The two buttons I added to the circuit increment and decrement the time. I also added a startup sequence. All the LEDs will flash a few times, then the registers will step through each word and light up each one. When the startup sequence is complete, the time is automatically displayed.
Pressing the UP button moves the clock forward. Pressing the DOWN button moves the clock backwards. Pressing them both together displays the startup sequence again.

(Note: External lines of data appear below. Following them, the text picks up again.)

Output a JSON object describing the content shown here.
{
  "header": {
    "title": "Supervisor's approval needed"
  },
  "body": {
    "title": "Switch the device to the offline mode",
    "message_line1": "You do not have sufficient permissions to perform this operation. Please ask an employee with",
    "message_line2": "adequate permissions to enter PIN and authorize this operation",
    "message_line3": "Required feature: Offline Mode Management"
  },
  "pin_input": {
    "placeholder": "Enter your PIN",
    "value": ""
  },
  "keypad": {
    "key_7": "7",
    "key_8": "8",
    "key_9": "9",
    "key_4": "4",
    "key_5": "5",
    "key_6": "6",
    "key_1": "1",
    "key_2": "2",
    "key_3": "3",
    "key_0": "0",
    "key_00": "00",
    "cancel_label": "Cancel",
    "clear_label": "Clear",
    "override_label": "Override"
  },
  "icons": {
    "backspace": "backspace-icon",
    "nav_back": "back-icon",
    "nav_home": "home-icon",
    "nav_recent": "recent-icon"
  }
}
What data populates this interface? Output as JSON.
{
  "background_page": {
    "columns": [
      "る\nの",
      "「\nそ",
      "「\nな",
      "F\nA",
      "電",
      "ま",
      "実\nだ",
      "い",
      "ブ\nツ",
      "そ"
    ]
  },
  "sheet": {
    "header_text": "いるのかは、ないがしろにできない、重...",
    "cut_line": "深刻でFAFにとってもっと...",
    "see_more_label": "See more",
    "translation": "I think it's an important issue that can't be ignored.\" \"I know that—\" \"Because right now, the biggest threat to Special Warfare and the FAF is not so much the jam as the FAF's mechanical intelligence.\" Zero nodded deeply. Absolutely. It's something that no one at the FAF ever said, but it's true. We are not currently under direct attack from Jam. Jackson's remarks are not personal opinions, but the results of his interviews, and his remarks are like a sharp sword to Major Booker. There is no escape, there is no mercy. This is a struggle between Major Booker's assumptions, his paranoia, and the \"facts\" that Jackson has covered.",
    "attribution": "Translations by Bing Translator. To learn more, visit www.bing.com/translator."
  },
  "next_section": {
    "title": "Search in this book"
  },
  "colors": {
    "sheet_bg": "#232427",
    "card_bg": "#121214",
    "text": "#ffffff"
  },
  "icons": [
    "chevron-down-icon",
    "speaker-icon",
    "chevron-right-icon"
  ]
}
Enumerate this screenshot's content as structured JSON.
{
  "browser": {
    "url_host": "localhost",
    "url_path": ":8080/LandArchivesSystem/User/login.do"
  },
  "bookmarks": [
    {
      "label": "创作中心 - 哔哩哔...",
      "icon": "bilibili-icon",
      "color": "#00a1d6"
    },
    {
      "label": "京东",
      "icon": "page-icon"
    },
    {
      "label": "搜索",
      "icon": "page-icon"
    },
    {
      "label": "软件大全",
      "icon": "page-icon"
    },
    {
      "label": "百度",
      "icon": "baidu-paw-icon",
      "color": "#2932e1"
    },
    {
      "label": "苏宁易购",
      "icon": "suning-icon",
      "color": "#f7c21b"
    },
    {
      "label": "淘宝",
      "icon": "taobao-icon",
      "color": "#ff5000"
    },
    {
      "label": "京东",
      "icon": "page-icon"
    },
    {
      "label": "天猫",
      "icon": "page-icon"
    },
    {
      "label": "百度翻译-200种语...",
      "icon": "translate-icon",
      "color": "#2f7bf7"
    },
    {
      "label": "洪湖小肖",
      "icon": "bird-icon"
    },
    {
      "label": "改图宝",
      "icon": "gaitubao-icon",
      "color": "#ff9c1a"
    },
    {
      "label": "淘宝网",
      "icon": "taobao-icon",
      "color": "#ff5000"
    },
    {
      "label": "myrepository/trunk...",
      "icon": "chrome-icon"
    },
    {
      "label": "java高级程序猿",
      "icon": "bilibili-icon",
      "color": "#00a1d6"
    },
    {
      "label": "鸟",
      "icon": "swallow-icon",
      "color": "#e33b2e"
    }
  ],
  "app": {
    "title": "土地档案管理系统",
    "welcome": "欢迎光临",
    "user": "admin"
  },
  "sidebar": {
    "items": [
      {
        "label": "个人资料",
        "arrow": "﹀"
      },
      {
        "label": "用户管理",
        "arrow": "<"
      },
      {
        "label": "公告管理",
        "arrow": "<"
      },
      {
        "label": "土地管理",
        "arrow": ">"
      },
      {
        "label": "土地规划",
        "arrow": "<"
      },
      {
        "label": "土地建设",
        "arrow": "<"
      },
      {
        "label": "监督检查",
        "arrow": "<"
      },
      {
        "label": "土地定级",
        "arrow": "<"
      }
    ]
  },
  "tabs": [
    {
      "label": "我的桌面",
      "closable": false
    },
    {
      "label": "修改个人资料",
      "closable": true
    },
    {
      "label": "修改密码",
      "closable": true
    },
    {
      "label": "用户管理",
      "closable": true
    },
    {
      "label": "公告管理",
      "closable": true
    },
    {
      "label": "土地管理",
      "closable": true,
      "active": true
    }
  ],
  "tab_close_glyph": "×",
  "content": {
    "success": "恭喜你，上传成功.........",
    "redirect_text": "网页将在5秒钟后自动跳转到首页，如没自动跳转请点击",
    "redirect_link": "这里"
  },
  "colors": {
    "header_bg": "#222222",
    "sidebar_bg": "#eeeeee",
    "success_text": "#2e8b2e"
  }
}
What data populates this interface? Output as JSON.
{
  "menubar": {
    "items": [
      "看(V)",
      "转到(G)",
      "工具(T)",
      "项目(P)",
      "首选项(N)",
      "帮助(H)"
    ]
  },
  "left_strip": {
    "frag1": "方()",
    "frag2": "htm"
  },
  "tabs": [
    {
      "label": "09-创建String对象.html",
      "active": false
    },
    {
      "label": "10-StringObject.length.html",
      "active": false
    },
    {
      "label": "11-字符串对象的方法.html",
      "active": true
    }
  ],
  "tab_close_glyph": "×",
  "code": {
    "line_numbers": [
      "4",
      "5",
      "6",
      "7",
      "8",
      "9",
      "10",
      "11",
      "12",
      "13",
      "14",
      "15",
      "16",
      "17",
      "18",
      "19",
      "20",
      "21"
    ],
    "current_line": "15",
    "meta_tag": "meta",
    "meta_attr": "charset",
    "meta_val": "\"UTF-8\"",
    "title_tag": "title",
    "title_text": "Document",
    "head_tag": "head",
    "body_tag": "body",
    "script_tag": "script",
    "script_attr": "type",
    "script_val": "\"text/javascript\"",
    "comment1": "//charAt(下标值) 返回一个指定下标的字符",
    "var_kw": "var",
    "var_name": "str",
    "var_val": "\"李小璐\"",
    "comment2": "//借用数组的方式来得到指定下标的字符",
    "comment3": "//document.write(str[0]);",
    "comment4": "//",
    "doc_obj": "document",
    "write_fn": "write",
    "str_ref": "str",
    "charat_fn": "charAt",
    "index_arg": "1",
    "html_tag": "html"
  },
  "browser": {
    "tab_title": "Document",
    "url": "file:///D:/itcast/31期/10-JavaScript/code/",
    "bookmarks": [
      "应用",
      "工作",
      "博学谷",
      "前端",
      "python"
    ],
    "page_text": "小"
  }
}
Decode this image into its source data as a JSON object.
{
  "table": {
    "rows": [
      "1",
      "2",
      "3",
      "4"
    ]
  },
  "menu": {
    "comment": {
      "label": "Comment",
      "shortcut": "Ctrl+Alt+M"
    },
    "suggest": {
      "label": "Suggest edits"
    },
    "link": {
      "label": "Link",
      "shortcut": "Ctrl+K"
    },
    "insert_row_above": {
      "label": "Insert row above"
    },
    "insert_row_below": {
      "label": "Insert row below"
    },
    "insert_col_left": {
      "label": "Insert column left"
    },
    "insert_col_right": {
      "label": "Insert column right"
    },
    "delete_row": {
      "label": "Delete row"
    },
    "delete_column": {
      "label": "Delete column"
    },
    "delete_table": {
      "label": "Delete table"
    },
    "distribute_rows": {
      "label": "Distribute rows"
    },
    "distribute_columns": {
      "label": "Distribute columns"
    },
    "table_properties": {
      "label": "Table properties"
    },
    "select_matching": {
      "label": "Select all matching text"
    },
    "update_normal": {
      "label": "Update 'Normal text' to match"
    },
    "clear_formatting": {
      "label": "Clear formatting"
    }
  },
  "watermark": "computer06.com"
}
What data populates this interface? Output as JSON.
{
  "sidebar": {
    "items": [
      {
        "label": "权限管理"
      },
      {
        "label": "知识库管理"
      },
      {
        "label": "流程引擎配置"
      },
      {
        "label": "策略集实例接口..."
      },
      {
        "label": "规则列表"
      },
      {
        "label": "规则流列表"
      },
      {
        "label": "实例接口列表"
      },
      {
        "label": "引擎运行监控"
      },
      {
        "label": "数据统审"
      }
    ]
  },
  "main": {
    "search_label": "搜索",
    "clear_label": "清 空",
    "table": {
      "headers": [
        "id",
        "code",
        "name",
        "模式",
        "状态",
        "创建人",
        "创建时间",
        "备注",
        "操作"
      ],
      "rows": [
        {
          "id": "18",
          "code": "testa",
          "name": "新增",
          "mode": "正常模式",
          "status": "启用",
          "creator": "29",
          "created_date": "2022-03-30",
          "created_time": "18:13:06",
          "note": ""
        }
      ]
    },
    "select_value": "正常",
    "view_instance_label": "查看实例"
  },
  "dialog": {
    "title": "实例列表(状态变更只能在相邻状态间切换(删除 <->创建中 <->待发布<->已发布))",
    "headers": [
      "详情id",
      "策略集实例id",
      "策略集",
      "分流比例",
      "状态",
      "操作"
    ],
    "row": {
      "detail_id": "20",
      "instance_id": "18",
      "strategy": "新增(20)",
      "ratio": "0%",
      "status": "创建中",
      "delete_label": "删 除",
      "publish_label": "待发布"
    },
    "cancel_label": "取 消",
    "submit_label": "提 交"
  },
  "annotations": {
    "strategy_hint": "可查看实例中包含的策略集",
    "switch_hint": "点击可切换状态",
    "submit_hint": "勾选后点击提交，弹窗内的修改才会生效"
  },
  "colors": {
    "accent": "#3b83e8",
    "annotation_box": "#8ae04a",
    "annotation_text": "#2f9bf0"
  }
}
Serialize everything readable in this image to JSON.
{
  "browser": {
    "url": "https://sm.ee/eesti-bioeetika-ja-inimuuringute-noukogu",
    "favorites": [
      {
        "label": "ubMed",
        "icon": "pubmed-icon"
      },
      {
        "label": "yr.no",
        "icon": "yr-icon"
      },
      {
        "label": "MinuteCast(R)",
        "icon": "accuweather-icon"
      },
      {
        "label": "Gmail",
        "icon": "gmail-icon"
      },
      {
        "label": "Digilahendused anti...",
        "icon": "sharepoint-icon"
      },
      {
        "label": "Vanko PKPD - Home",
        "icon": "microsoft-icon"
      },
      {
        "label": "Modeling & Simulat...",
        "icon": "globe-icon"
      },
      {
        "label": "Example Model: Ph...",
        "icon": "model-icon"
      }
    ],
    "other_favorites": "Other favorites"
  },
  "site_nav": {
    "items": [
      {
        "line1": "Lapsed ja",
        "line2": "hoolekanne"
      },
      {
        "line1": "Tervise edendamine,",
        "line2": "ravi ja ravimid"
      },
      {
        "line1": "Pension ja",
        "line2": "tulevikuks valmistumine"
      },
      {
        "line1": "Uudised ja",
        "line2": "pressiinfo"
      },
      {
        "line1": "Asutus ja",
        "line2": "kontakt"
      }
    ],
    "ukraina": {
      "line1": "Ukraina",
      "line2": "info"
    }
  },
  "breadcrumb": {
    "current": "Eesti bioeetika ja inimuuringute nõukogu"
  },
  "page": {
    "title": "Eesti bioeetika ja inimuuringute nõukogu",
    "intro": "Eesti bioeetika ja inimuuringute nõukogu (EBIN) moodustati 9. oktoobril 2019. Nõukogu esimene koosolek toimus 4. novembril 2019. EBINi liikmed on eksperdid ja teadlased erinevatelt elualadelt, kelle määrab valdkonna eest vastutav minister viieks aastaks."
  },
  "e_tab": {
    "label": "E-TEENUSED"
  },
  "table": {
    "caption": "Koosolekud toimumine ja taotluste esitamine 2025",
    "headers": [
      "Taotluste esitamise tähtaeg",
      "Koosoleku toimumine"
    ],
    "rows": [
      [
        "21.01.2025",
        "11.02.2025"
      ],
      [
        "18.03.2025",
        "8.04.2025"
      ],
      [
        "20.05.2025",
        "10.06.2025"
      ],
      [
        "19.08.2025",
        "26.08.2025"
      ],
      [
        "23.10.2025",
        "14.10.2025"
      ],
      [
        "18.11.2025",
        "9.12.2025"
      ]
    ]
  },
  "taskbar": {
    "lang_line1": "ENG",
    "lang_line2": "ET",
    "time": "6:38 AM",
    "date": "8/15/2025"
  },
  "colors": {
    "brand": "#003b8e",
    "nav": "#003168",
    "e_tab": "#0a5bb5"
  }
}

I’ve seen a few other word clock examples online. Most are basically counting milliseconds as a time base. That’s not very accurate. I know a word clock isn’t supposed to be super-accurate. The display of time is an approximation, but what good is it if the clock says “IT IS QUARTER TO FIVE” when it’s really 4:37? The display of time isn’t precise, but the keeping of timing should be. It’s a clock after all!
With that said, I decided to use the DS3231 as a time base like I did with my LCD Clock. The DS3231 is a super-accurate real time clock. You’ll need to get your hands on a ChronoDot breakout board since the DS3231 is an SMD chip and won’t fit in your breadboard.
I added the ChronoDot to my circuit and incorporated it into my sketch.
Now you’ll see the clock is set to “IT IS HALF PAST TEN”. I’ll kill power to the clock and then start it back up. After the startup sequence, the time is read back in from the DS3231 and the time is automatically set back to “IT IS HALF PAST TEN”.
I can’t wait to finish up the display and get to work on the board.